Architecture
Offline RAG & hybrid retrieval
How NuraSafe grounds the on-device LLM with offline knowledge from KnowledgeBase.json using hybrid retrieval (lexical BM25 + dense E5 embeddings), then injects the top passages into the answer prompt when retrieval runs. The descriptions below mirror the iOS implementation (RAGEngine.swift, ChatEngine, EmbeddingService, etc.).
What ObjectBox is not doing here
VectorStore. ObjectBox holds a text mirror of chunks for persistence and possible future use—not the hot retrieval path.1. Knowledge source (corpus)
| Item | Role |
|---|---|
| NuraSafe/Resources/KnowledgeBase.json | Single source of truth: an array of chunks with id, scenario, title, content. |
| KnowledgeChunk (RAGEngine.swift) | Codable mirror of each JSON row. |
At startup / first use, RAGEngine.buildIndex() loads this file into allChunks (in RAM). All candidate selection and BM25 “haystacks” are built from this array.
2. Index build (buildIndex → buildSemanticIndex)
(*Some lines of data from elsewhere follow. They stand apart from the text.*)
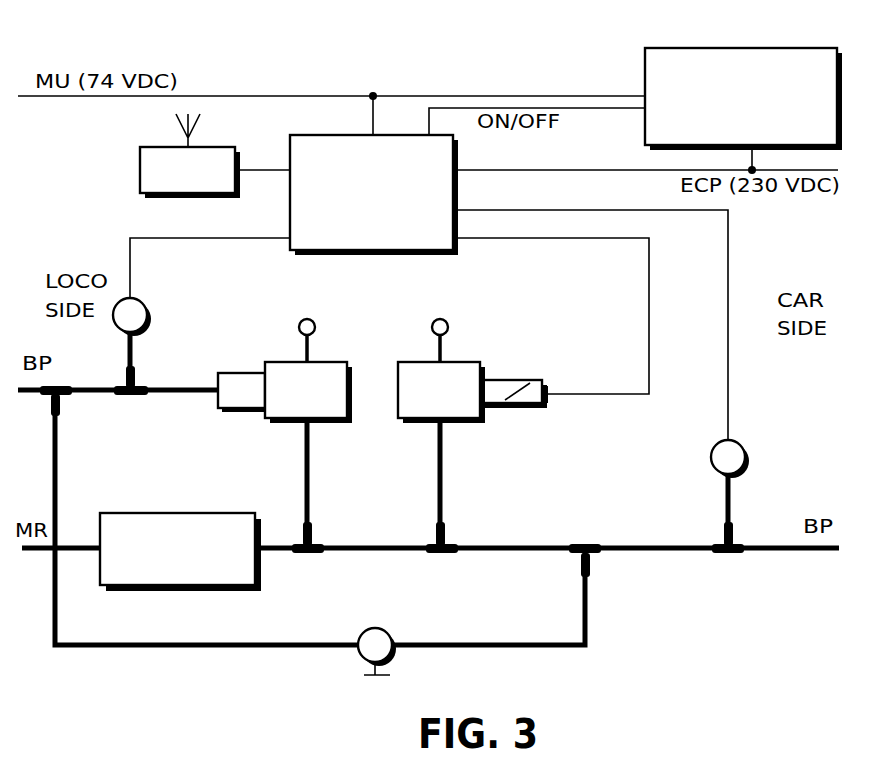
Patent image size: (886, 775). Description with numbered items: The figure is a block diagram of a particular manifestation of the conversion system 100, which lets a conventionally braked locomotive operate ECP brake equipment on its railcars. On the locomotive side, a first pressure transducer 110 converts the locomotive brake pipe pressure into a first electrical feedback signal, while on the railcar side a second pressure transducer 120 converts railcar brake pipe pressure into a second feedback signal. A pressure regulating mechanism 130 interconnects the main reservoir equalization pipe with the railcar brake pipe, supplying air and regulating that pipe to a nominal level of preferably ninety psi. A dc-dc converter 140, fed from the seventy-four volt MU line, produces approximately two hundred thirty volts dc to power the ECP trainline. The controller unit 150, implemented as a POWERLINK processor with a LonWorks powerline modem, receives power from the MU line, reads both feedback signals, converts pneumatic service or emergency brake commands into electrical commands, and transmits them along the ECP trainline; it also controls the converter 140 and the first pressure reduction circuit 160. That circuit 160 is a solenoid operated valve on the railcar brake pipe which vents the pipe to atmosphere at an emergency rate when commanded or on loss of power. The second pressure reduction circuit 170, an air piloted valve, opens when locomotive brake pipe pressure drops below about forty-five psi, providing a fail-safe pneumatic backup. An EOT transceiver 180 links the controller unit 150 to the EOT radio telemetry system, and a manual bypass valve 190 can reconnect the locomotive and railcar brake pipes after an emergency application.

The conversion system 100 is at (610, 578).
The first pressure transducer 110 is at (148, 304).
The second pressure transducer 120 is at (746, 452).
The pressure regulating mechanism 130 is at (145, 513).
The dc-dc converter 140 is at (747, 48).
The controller unit 150 is at (158, 212).
The first pressure reduction circuit 160 is at (462, 353).
The second pressure reduction circuit 170 is at (333, 352).
The EOT transceiver 180 is at (215, 147).
The manual bypass valve 190 is at (362, 652).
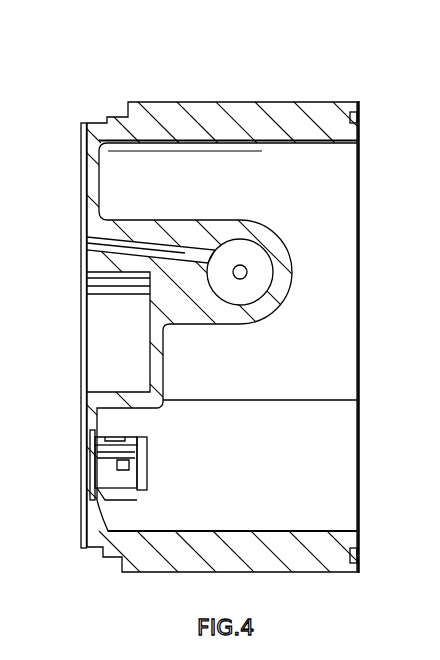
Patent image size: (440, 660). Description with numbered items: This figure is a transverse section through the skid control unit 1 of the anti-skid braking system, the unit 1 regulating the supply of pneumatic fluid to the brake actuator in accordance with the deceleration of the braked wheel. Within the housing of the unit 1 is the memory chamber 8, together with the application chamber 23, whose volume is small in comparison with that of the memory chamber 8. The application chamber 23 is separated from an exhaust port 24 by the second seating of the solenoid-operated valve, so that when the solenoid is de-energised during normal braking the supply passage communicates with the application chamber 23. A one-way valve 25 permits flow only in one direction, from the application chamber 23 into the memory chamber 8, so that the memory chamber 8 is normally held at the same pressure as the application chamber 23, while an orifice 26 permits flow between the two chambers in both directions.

The skid control unit 1 is at (246, 110).
The memory chamber 8 is at (248, 452).
The application chamber 23 is at (82, 357).
The exhaust port 24 is at (240, 272).
The one-way valve 25 is at (148, 456).
The orifice 26 is at (115, 436).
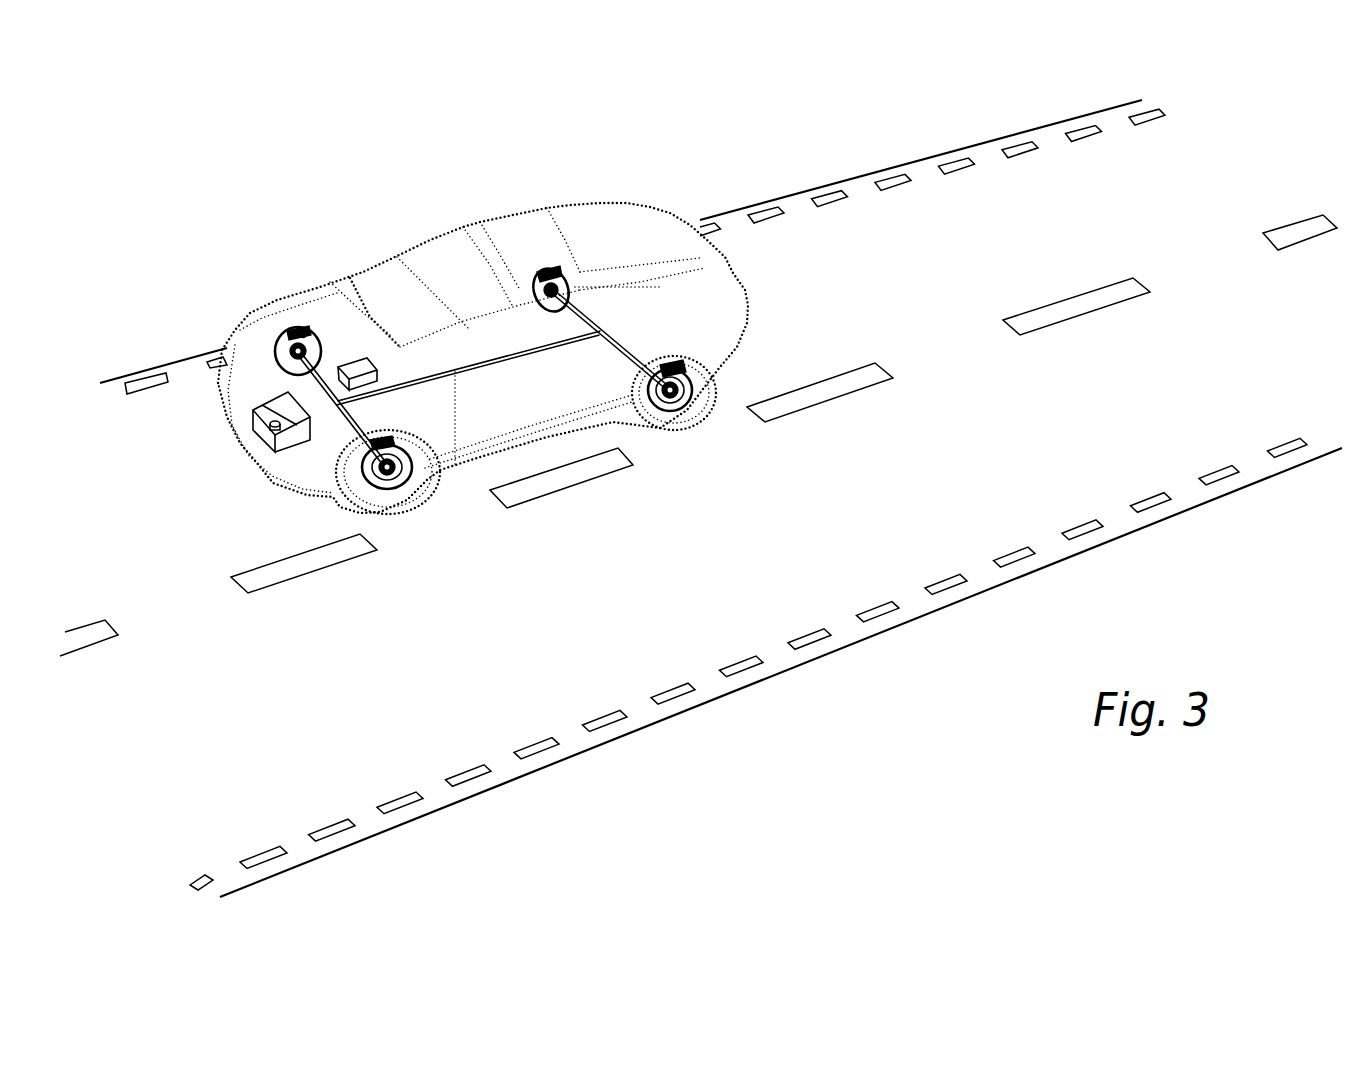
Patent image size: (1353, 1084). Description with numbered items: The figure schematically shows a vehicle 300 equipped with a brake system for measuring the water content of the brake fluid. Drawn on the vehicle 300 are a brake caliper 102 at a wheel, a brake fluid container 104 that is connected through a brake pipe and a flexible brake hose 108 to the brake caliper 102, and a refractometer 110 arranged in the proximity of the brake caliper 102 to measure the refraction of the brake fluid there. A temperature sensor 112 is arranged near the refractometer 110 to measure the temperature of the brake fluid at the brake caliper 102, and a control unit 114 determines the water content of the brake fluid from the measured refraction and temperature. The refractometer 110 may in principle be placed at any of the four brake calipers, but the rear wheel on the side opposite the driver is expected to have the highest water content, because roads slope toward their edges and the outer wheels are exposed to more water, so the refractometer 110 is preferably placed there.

Trigger: ChatEngine.loadModel() → ragEngine.buildIndex() — typically once per app session until the index is ready.
- Load JSON →
allChunks. EmbeddingService.reloadFromBundleIfNeeded()— ensure Core ML E5 is loaded (multilingual-e5-small.mlpackage/.mlmodelc).- If E5 is missing: index can still be marked ready;
ObjectBoxKnowledgeStore.replaceAllruns; retrieval is BM25-only (no dense vectors). - If E5 is present:
- Cache hit: if
KnowledgeIndexStorematches the KB andchunks.jsonhas embeddings for every chunk → load embeddings →vectorStore.insertAll→ ObjectBox sync → done. - Cache miss (KB hash change, tokenizer version bump, etc.): re-embed every chunk on a background
Task.detached, each viaembedPassage(title:content:)→KnowledgeChunkEntitywithembeddingData.
- Cache hit: if
vectorStore.insertAllwith(id, embedding).KnowledgeIndexStore.saveChunks— persists JSON under Application SupportNuraSafe/KnowledgeIndex/chunks.json.KnowledgeIndexStore.markUpToDate— stores a KB fingerprint in UserDefaults.ObjectBoxKnowledgeStore.replaceAll— one ObjectBox row per chunk (text fields onKnowledgeVectorEntity).
Embeddings on disk: KnowledgeChunkEntity.embeddingData — 384 floats per chunk (KnowledgeChunkEntity.swift).
3. Embedding model (E5 + Core ML)
| Component | Detail |
|---|---|
| Model | intfloat/multilingual-e5-small exported to Core ML; 384-dim vectors, L2-normalized after mean pooling. |
| Inputs | Fixed length 128 tokens: input_ids, attention_mask. |
| Passages (index) | embedPassage builds a string passage: {title}: {content}, then embed(...). |
| Queries | embedQuery builds query: {retrievalQuery}, then embed(...). |
| Tokenizer | E5Tokenizer loads tokenizer.json from the bundle; Unigram Viterbi segmentation aligned with Hugging Face. |
| Inference | MLModel.prediction → hidden states → mean pool over masked positions → L2 normalize (EmbeddingService.swift). |
If the tokenizer fails to load, embed returns nil → no vectors for that item.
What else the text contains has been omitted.